Ça veut tout dire. L’artiste congolais est abandonné à son triste sort. Nos dirigeants ne nous présentent aucune politique culturelle. 60 ans après l’indépendance, ce grand pays qui est pour moi le berceau de la musique africaine, ne compte pas une seule salle de spectacle. L’artiste congolais vit de la mendicité.
Et l’artiste n’est pas exempt de reproches. Il est presque inconscient.
L’homme politique l’utilise comme une bagasse, une fille de joie. Et l’artiste a accepté d’être une vieille Falbala. Ridicule ! Au moment des élections,on se rappelle de l’artiste congolais, et il vient chanter quand-même. Votez votez votez ! Mawa. Et après, il redevient franfreluche.

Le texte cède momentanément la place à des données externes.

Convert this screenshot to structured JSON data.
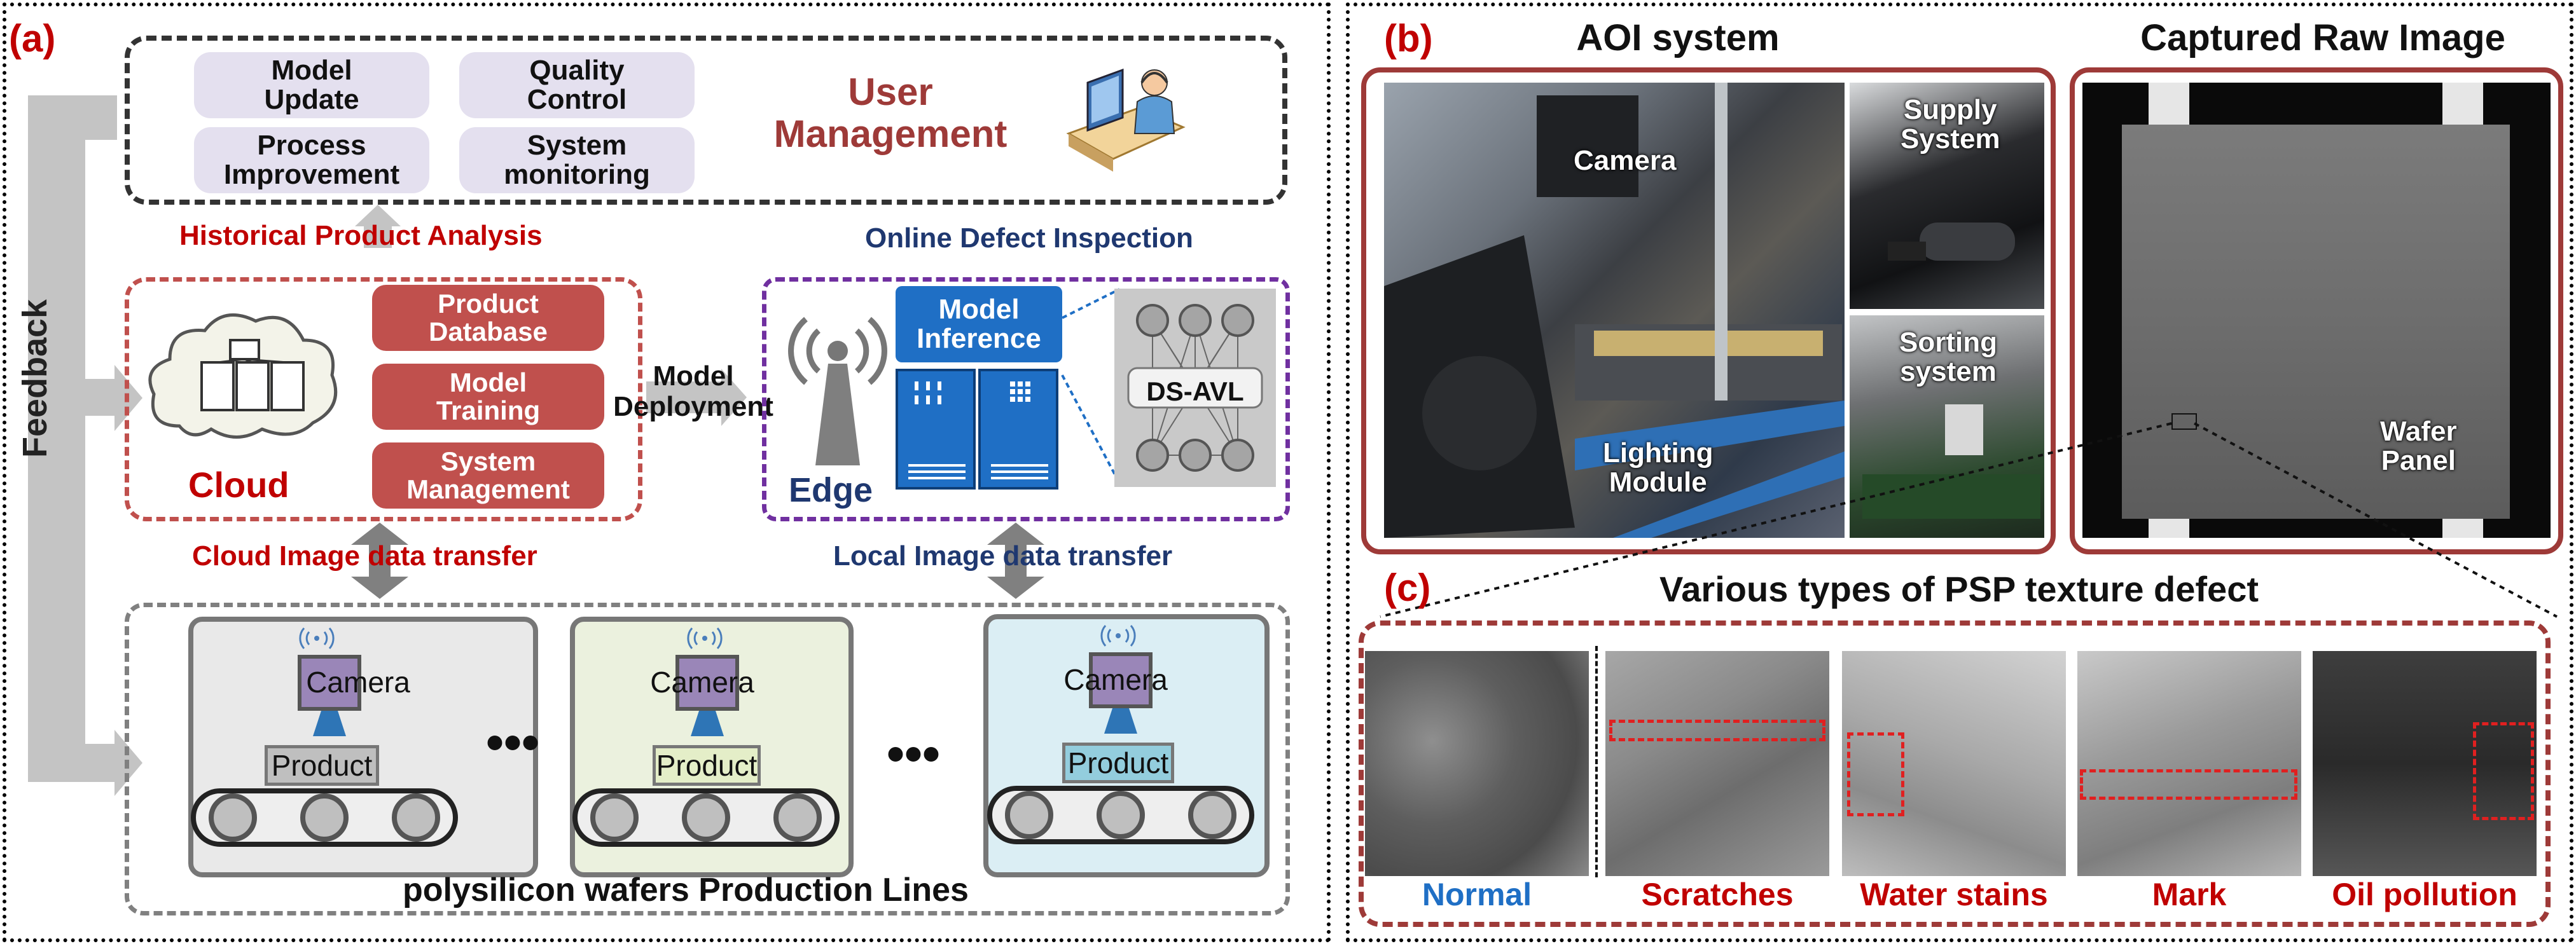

Ailleurs la musique peut servir pour sensibiliser, transmettre un message, dénoncer, conscientiser, etc. L’artiste pouvait même contribuer à la lutte pour obtenir la vraie indépendance, le panafricanisme. Mais au Congo, la musique est devenue un instrument pour citer les parties intimes de la femme, une musique pleine de bêtises. Et c’est tout. Pire encore, on a délaissé les textes nous légués par nos aînés Luambo ,Lutumba , Grand Kallé et bien d’autres.